Ich habe Bov Bjerg gefragt, ob ich ihn im Einführungssatz als „Schriftsteller, der auch bloggt“ oder als „Blogger, der ein Buch geschrieben hat“ bezeichnen solle und er meinte, es sei ihm egal, solange ich nicht „Lesebühnenveteran“ schreibe.
So oder so: Bov Bjerg hat sein erstes Buch geschrieben, das am Freitag im Klub der Republik (Pappelallee 81, Eintritt ab 20:30, frei) vorgestellt wird.

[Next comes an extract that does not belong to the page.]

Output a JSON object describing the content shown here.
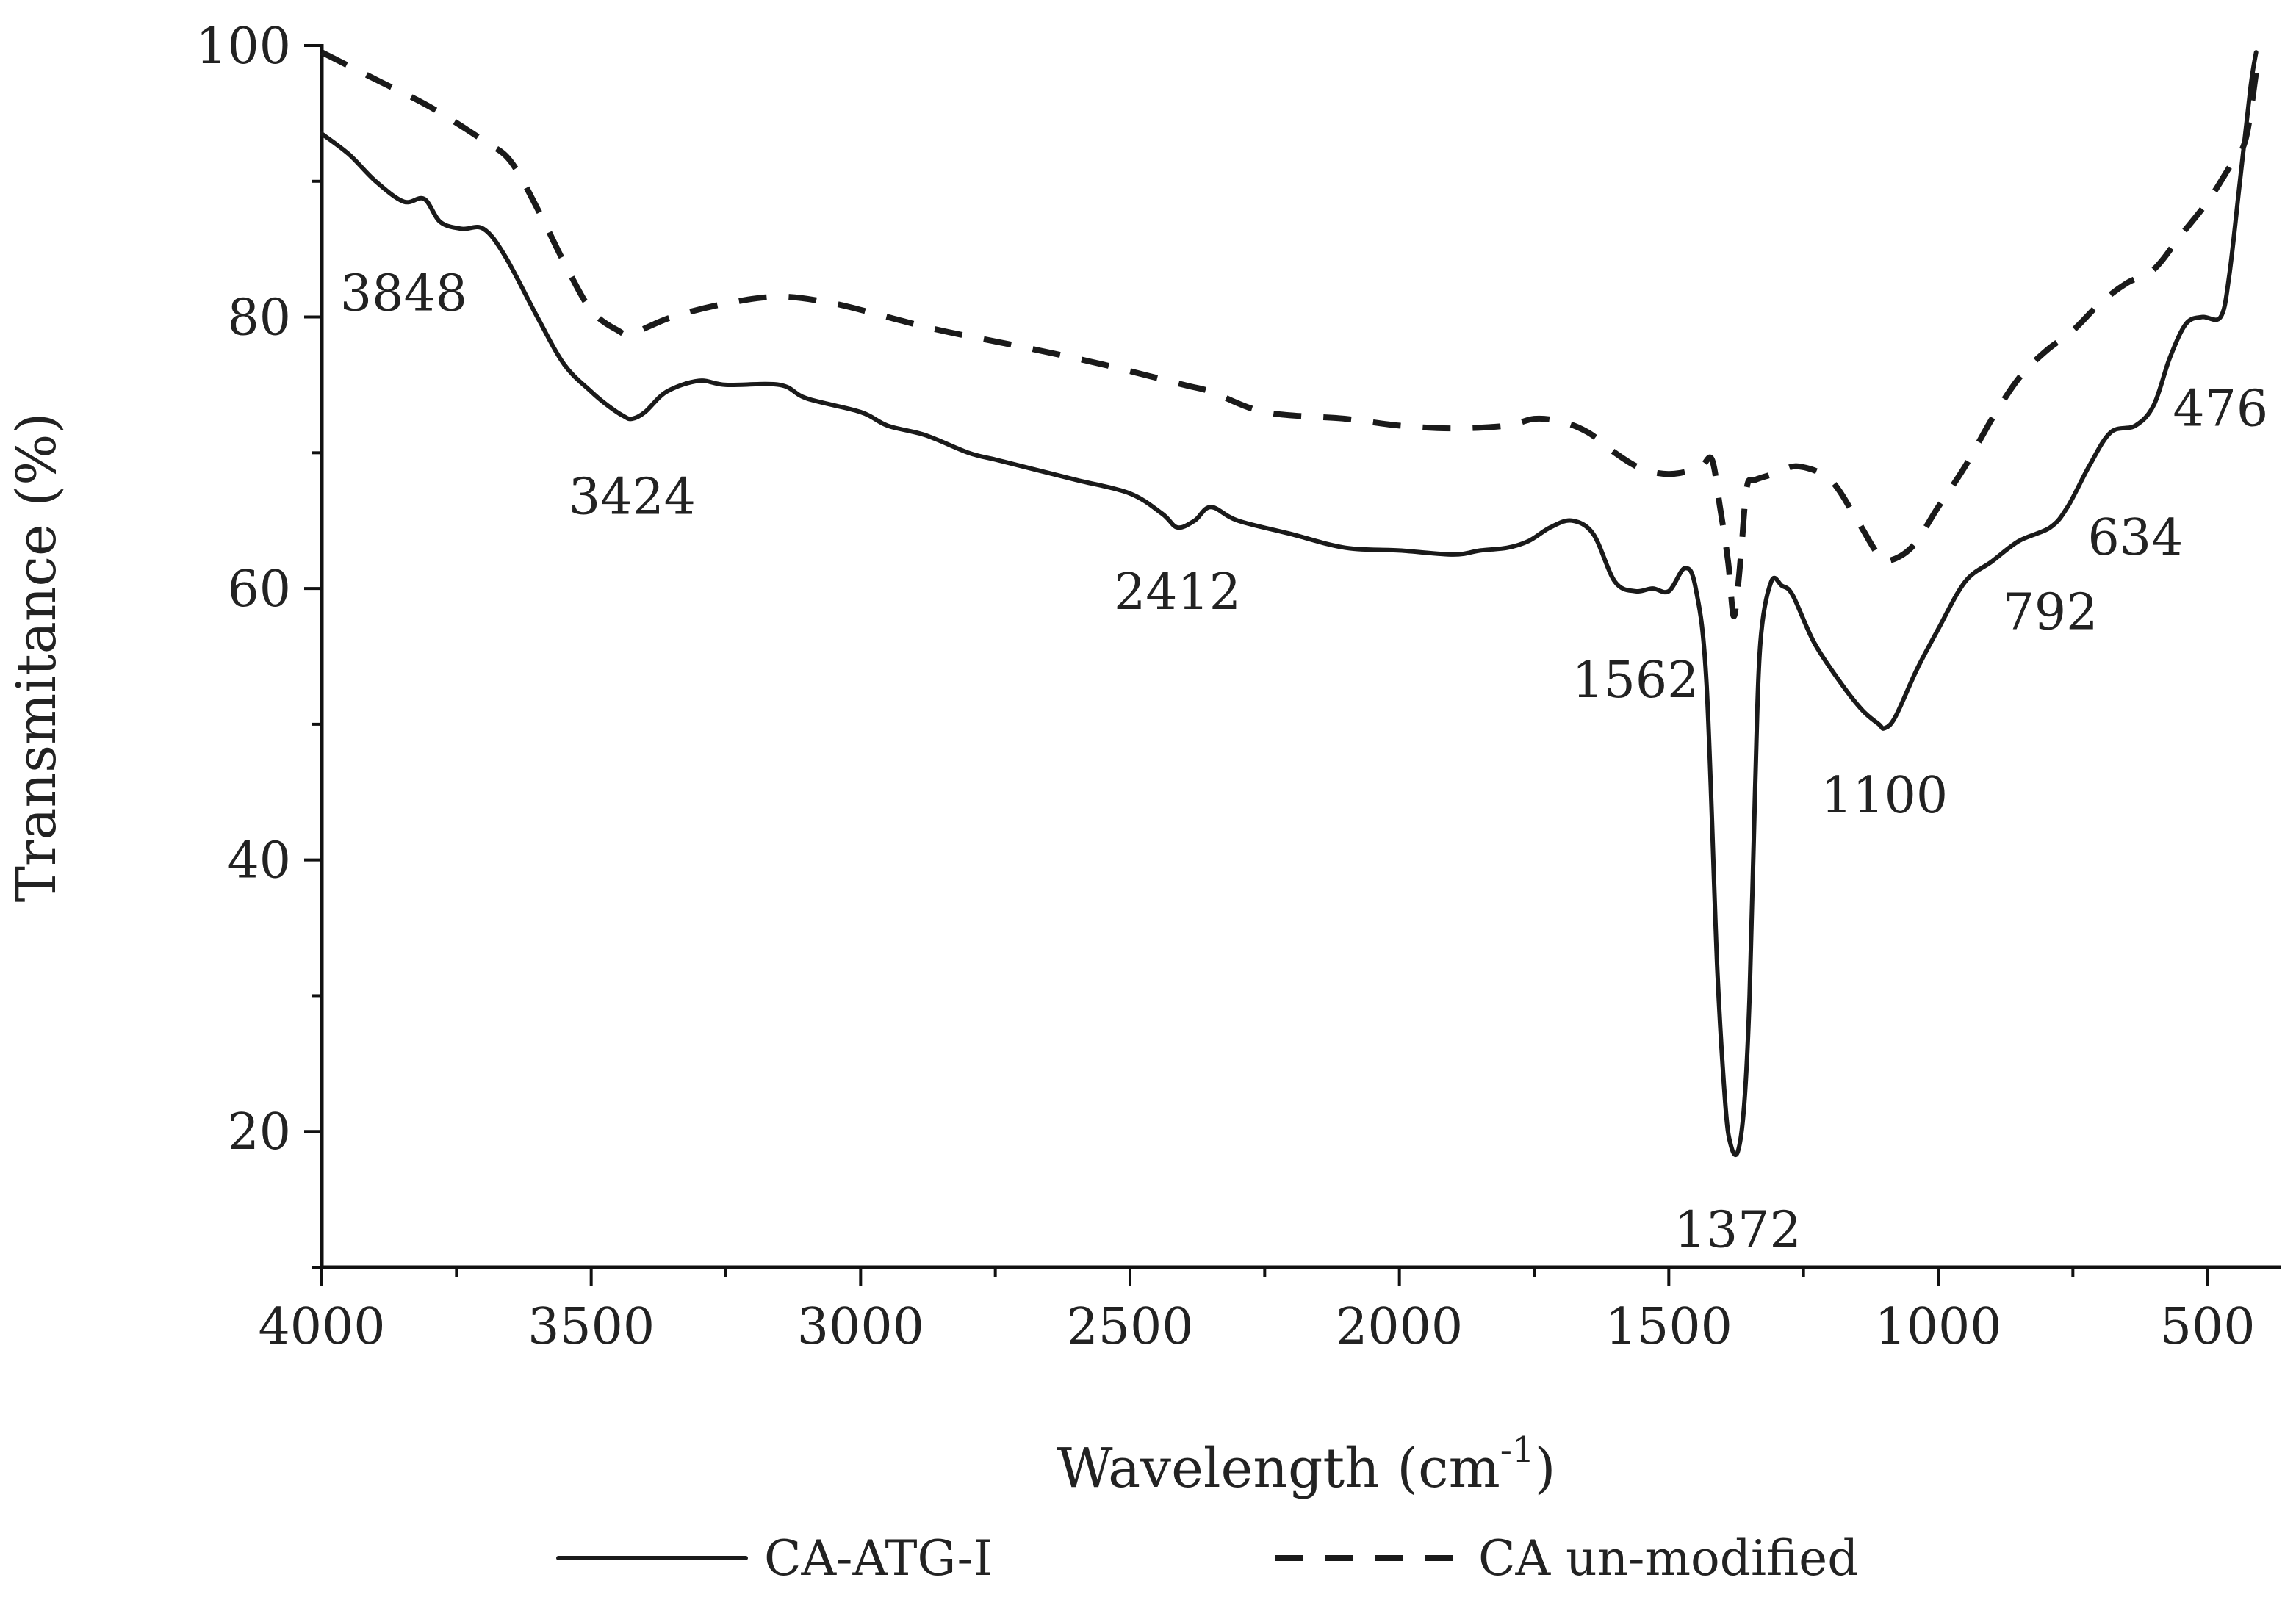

Und ich habe ihm ein paar Fragen gestellt, wie man denn überhaupt ein Buch an den Mann bringt.

Spreeblick: Wenn ich das richtig sehe, hast du schon ein paar Bücher veröffentlicht, aber noch keinen Roman.

Bov Bjerg: Ich habe noch kein Buch veröffentlicht. Deadline ist mein erstes. Ich habe bisher nur ein paar kürzere Texte zu verschiedenen Anthologien beigesteuert. (Die bekannteste ist vielleicht die mit dem etwas päderastesken Titel „Frische Goldjungs“, die Wladimir Kaminer mal herausgegeben hat).

Spreeblick: Ok. Ich habe das „Tonträger“ in den eckigen Klammern bei der Wikipedia übersehen. Wie kam es denn zu dem Roman? Also rein praktisch? Ist der Verlag auf dich zugekommen, hattest du schon das fertige Buch und hast es angeboten oder wie war das?

Bov Bjerg: Ich hab das fertige Buch zuerst einer großen Agentur angeboten, die mich in den letzten Jahren immer wieder mal nach Manuskripten gefragt hat. Die hat den Text dann ein paar Verlagen angeboten, die alle kein Interesse hatten. Das hat sich in einem Fall ein ganzes Jahr lang gezogen, bis der Verlag sich endlich zu einer Entscheidung bequemt hat. Er möge zur Hölle fahren.

Dann habe ich selbst Klinken geputzt. Am Ende waren es 15 oder 20 Verlage. Ein paar Mal war es so, dass die Lektorin das Buch gern gemacht hätte oder sogar unbedingt machen wollte, dass aber die kaufmännische Seite im Verlag gesagt hat, kommt nicht in die Tüte, viel zu sperrig. Dann musste ich die Lektorin trösten, dass ihr Verlag mein Buch nicht machen wollte.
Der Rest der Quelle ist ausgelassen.